The following is a guest post from Kat Tretina and Money Under 30
The price of a particular plane ticket will vary wildly depending on the day of the week, the month of the year, and the length of time between purchase and takeoff. Learn why when you buy your plane tickets affects how much it will cost you.
If the spring weather has you dreaming of a beach vacation or a quiet retreat to the mountains, you are probably wondering how on earth you can afford a trip on your already tight budget.
Plane tickets can be a major expense, often costing more than your hotel accommodations and excursions combined. While airline fares can cost you hundreds, you can find great deals and the best rates if you plan ahead.
Follow these tips to get the lowest prices possible on your next trip:
When to Fly
Fly on off days: In general, Tuesdays, Wednesdays, and Saturdays tend to be the least popular days to fly, so tickets are often less expensive. Fridays and Sundays are the most desirable days, so they will be pricier.
Be flexible: Get the lowest rates by opting for flights other people don’t want. Six a.m. departures, overnight flights, or trips with a layover can get you significant savings.
Stretch your reach: Instead of flying out of the smaller airport near your home, try looking for flights at a central hub that may be further away. Major international airports often have more options and more competitive rates. If you have multiple major airports within a two hours’ drive from you, check out fares from each location. Flights can be hundreds less just one city over.
Don’t be spontaneous: Last minute trips are exciting, but you’ll pay a premium for your spontaneity. If you book a flight less than two weeks in advance, airlines assume you’re a business traveler with a company footing the bill and charge higher rates.
Avoid holidays: Flights around the holidays tend to be the most expensive; the average domestic airfare around Thanksgiving is a staggering $408 while Christmas flights average $485. If you’re planning to travel, try to leave a few days ahead of time to cut your fares down.
When to Buy
Be alert: Set up airline fare alerts with apps like FareCompare—you’ll get text or email notifications letting you know when prices drop or a sale is announced, giving you the opportunity to snag limited deals.
Use tools wisely: AirFareWatchDog provides advice on how to get the lowest rate at your chosen destination, from telling you what airlines have sales to that particular location as well as which carriers charge baggage fees.
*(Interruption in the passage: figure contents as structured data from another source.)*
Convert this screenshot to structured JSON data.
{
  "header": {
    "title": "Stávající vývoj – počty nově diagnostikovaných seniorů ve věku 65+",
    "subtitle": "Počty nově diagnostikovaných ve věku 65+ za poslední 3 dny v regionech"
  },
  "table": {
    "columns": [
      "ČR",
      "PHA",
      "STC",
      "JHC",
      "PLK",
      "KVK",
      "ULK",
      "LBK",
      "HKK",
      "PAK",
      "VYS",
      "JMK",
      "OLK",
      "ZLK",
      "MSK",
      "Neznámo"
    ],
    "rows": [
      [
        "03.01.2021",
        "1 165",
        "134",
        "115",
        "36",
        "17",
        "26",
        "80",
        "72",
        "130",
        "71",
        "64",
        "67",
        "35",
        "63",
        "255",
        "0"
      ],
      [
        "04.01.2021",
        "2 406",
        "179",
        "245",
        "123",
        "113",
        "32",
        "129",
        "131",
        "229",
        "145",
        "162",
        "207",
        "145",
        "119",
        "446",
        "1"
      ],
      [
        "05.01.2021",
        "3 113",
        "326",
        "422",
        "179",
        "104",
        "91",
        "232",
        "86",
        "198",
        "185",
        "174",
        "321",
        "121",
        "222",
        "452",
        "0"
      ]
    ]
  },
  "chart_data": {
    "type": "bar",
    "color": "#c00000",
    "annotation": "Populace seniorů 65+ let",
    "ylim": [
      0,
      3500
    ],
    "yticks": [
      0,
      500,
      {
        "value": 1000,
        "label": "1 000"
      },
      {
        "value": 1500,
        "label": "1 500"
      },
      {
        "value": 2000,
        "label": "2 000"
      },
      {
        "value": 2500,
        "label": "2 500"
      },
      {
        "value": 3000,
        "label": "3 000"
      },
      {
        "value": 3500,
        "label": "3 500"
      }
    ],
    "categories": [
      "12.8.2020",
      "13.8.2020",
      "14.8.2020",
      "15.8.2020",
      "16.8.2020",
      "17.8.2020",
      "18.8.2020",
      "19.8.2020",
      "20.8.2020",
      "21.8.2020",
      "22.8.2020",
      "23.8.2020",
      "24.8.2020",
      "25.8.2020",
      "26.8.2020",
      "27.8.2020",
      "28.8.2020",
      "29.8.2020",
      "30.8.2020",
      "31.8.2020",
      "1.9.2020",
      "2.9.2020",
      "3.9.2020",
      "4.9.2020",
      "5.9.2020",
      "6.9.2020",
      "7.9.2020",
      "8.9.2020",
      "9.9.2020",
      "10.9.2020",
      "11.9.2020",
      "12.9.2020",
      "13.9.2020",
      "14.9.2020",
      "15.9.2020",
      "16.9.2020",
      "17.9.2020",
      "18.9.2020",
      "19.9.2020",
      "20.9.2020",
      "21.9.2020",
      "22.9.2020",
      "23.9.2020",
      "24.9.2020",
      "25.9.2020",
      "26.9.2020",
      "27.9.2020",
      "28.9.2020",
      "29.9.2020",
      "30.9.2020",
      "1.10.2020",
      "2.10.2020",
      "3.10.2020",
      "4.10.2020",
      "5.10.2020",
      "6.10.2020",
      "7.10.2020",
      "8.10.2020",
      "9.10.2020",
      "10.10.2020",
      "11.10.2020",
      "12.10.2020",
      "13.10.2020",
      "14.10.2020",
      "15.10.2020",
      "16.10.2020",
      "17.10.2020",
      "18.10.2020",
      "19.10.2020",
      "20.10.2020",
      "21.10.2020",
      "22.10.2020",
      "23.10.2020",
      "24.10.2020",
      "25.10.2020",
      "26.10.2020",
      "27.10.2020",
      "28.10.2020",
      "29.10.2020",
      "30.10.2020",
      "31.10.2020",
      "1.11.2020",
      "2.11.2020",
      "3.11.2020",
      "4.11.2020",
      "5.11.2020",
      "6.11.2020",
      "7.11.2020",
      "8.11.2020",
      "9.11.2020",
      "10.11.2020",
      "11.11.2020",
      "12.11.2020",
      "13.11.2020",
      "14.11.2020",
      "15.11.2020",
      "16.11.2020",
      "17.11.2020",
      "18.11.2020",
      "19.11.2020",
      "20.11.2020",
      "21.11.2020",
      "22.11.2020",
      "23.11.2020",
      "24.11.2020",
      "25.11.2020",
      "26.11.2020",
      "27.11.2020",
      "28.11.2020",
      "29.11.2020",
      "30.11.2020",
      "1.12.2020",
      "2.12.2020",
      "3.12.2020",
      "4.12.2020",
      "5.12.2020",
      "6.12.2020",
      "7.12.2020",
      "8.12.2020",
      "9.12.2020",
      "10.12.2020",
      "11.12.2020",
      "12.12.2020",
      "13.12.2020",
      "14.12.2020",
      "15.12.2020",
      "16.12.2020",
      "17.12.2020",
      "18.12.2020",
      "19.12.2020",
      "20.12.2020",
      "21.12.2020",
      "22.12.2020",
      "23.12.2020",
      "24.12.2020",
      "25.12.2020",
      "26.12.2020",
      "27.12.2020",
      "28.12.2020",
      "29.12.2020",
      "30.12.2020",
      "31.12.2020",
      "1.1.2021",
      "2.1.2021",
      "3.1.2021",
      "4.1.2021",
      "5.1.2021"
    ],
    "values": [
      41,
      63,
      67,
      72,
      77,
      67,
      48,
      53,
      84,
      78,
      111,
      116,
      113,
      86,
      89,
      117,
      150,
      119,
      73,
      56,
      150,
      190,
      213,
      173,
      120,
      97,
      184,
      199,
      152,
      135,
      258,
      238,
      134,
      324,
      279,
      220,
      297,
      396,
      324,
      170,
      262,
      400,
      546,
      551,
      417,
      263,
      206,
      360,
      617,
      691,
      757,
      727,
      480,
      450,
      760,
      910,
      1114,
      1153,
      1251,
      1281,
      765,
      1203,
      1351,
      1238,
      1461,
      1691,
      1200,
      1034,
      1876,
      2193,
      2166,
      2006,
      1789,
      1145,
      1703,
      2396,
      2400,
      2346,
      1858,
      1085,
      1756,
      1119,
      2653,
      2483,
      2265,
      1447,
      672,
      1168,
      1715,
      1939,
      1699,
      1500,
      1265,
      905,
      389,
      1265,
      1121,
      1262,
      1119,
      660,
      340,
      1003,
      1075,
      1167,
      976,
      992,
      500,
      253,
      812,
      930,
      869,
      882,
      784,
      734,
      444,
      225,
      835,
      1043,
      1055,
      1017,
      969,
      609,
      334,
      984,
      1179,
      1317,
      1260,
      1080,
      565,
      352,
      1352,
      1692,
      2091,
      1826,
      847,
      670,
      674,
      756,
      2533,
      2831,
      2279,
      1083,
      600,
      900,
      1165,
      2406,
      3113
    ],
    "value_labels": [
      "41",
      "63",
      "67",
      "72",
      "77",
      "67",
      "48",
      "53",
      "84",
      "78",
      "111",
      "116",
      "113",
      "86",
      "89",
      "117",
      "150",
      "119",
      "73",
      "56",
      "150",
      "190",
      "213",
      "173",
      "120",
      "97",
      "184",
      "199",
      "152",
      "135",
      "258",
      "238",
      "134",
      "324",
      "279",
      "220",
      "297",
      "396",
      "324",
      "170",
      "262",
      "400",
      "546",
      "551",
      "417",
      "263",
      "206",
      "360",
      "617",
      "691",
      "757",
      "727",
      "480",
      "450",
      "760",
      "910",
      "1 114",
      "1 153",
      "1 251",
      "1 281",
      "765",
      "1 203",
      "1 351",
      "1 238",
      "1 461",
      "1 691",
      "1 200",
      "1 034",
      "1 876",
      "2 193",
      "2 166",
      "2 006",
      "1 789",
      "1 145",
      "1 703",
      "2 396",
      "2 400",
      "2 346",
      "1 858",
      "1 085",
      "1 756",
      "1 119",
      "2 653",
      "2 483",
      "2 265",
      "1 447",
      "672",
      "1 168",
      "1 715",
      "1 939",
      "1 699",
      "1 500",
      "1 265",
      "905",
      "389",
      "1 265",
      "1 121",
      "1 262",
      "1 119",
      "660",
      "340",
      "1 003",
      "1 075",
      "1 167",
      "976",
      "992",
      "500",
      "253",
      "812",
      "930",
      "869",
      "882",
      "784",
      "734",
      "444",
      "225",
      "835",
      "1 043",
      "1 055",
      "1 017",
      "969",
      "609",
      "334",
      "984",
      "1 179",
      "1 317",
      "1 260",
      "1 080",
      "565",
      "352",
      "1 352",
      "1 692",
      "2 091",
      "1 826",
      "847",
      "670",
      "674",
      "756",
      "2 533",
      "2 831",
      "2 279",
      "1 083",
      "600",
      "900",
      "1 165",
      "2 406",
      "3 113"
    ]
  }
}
Kayak’s Hacker tool helps locate one-way flights for every part of your journey that are cheaper than booking a round-trip flight yourself.
Time it right: According to FareCompare, the best time to book your tickets is on Tuesdays, ideally early in the morning. Many airlines launch sales late Monday night, so new fares will be available and other carriers drop their rates to match the competition.
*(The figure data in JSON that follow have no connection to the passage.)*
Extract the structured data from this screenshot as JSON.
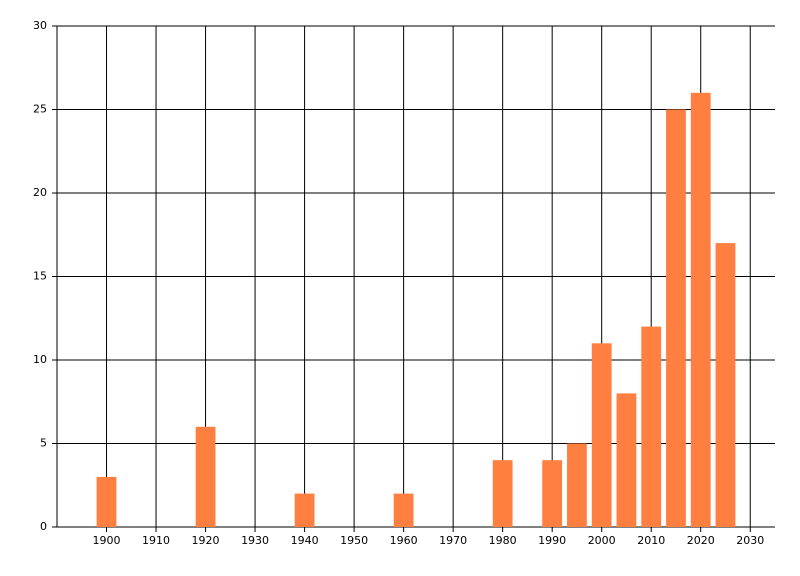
{
  "chart_data": {
    "type": "bar",
    "x": [
      1900,
      1920,
      1940,
      1960,
      1980,
      1990,
      1995,
      2000,
      2005,
      2010,
      2015,
      2020,
      2025
    ],
    "values": [
      3,
      6,
      2,
      2,
      4,
      4,
      5,
      11,
      8,
      12,
      25,
      26,
      17
    ],
    "color": "#ff7f40",
    "xlim": [
      1890,
      2035
    ],
    "xticks": [
      1900,
      1910,
      1920,
      1930,
      1940,
      1950,
      1960,
      1970,
      1980,
      1990,
      2000,
      2010,
      2020,
      2030
    ],
    "ylim": [
      0,
      30
    ],
    "yticks": [
      0,
      5,
      10,
      15,
      20,
      25,
      30
    ],
    "grid": true
  }
}
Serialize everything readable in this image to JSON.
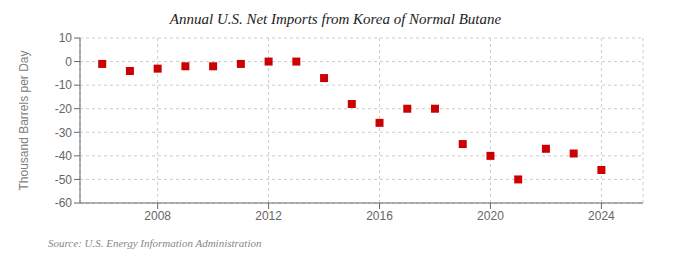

Book early (but not too early): You might think booking in advance will get you the best prices. But that’s not always the case. Prices can fluctuate over time, so a fare bought months in advance might be more expensive than if you waited until closer to your departure date. Last year, a study was done that analyzed over 4 million trips to record the lowest airfares and when the tickets were purchased; they found that booking a flight 47 days in advance was the ideal time to get the lowest rates.
Check your flight: Before buying your tickets, check out how full the flight is. If you’re flying out at an unusual time and there are plenty of seats open, prices may drop to attract more customers.
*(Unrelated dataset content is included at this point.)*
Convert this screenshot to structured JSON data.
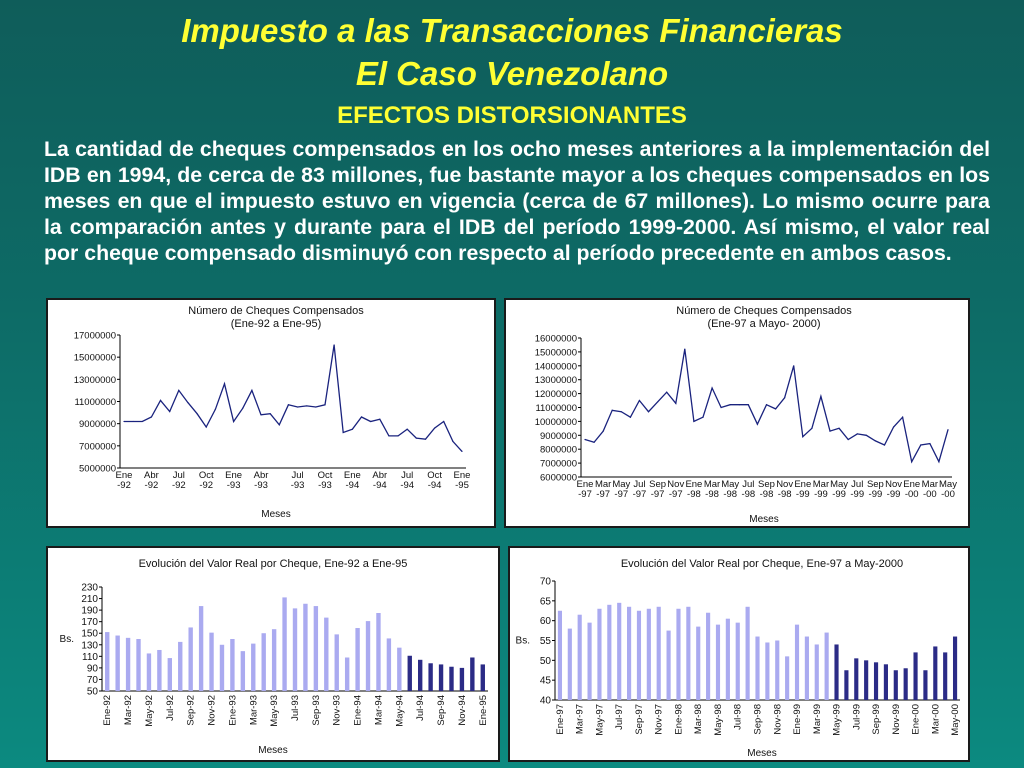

Shop one at a time: While it will take more time, purchase tickets one at a time, rather than buying your party all at once. If there is a $100 ticket and a $200 ticket and you buy them together, you often will get charged $400 for the pair due to quirks in the system. Buying them separately lets you snag that $100 fare.
Where to Shop
Look around: No matter how loyal you may be, shop around and compare rates. No single airline has the best prices all the time. Spirit might be the cheapest on the way to your destination and Southwest on the way back. Research multiple airlines for every leg of your trip to save money.
Check around: Besides looking up rates with the airline directly, also view sites like Kayak or Priceline. They sometimes can find deals you wouldn’t otherwise find on your own. Airlines are always competing for customers, so you do have some power and options when choosing how and when to travel. Prepare in advance and do some comparison shopping and you’ll get the best rates (and may even be able to extend your vacation!).